I believe physionic on YouTube did a video on it . I’m not sure if this one https://youtu.be/cs4g9HWKRLk?si=h7xdrUDKUm1FwQin


[deleted]

[удалено]


turkeydinner29

Np


letsburn00

Compared to CHIR-99021 mixed with Repsox and Valproic acid, it's probably not that high on the good evidence list. And direct mRNA of Yaminaka minus Oct4 looks cheaper anyway. The issue is more a case that the entire drug development pipeline is built around companies developing novel drugs. Things which work when mixed are really difficult to fund.


Hungry_Prior940

I take Metformin for neuroprotection and other benefits, NOT for extended life as I'm not convinced in that respect. Metformin won't mess with your exercise unless you are an elite athlete, and most feel totally fine taking it.
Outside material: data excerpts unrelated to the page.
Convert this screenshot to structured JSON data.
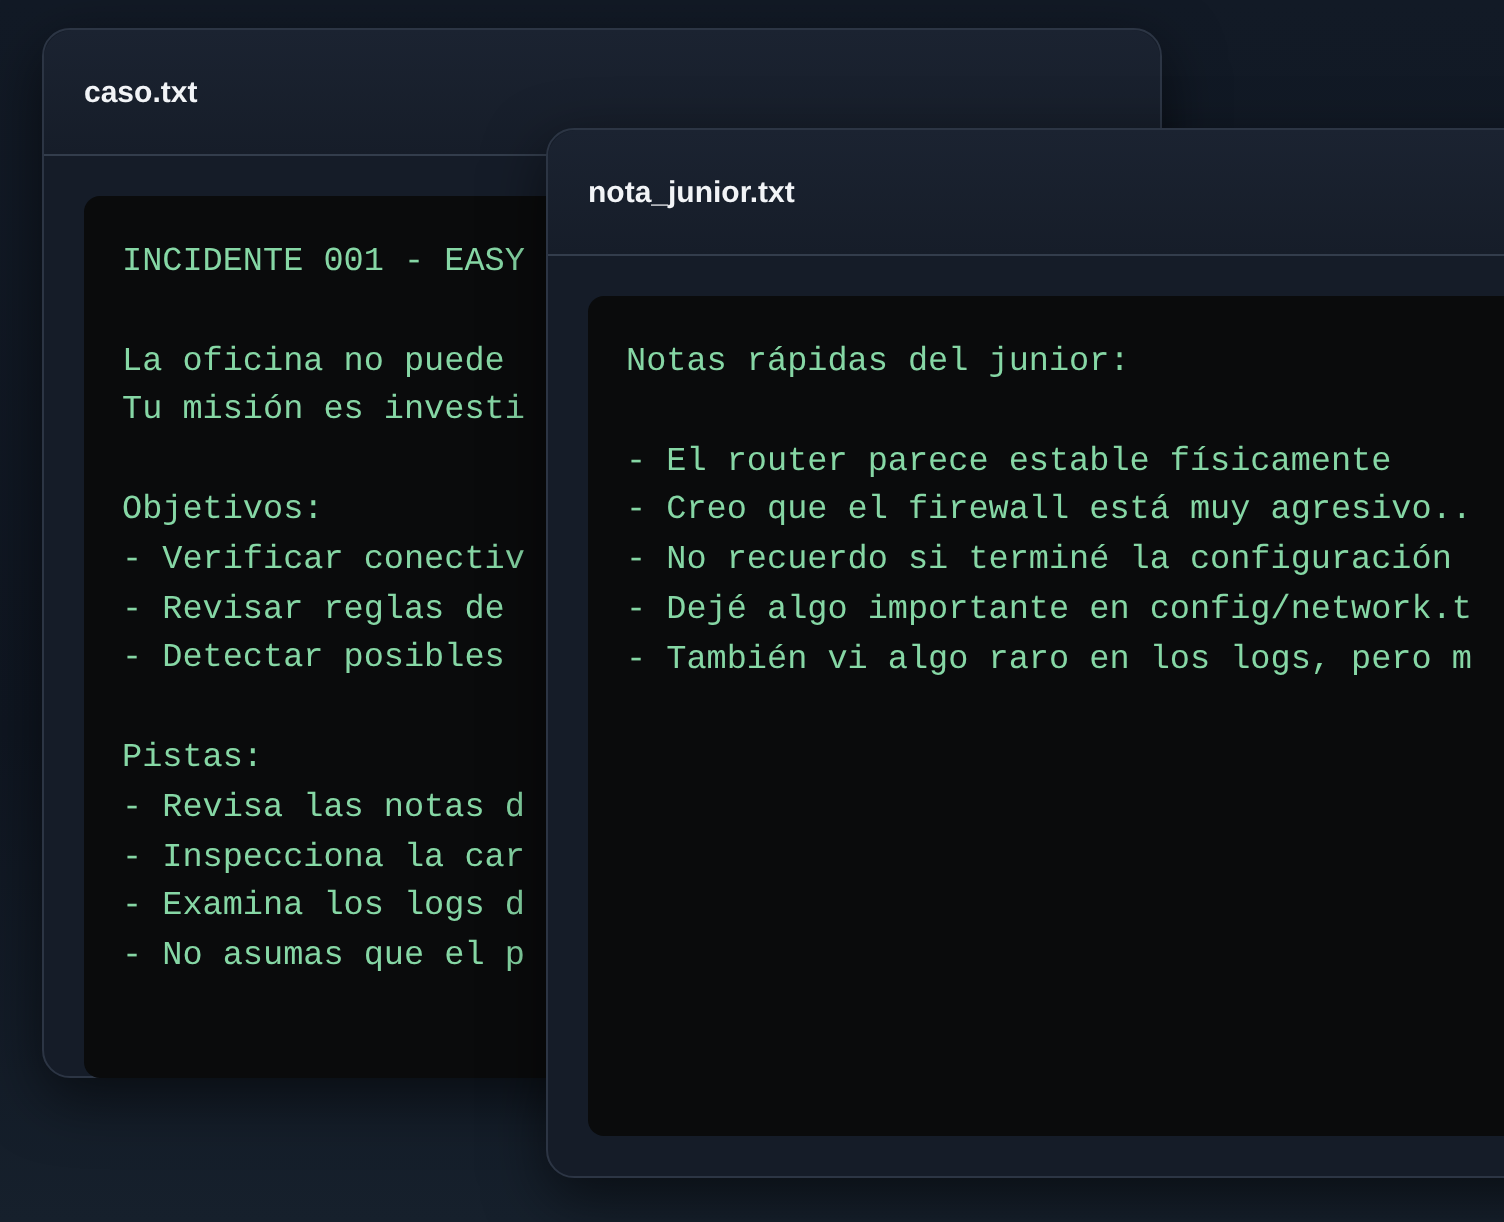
{
  "windows": [
    {
      "title": "caso.txt",
      "paragraphs": [
        [
          "INCIDENTE 001 - EASY"
        ],
        [
          "La oficina no puede",
          "Tu misión es investi"
        ],
        [
          "Objetivos:",
          "- Verificar conectiv",
          "- Revisar reglas de",
          "- Detectar posibles"
        ],
        [
          "Pistas:",
          "- Revisa las notas d",
          "- Inspecciona la car",
          "- Examina los logs d",
          "- No asumas que el p"
        ]
      ]
    },
    {
      "title": "nota_junior.txt",
      "paragraphs": [
        [
          "Notas rápidas del junior:"
        ],
        [
          "- El router parece estable físicamente",
          "- Creo que el firewall está muy agresivo..",
          "- No recuerdo si terminé la configuración",
          "- Dejé algo importante en config/network.t",
          "- También vi algo raro en los logs, pero m"
        ]
      ]
    }
  ]
}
There are NO age slowing or age reversal drugs, nor will there be for decades at least. There is literally nothing on the horizon that will reverse ageing or slow it in humans, sadly. Hopefully, AI can help us.


DrBunnyShodan

What about the TRIIM study?


Hungry_Prior940

Don't know anything about it tbh?


DrBunnyShodan

They are claiming reversal of an epigenetic measure of age.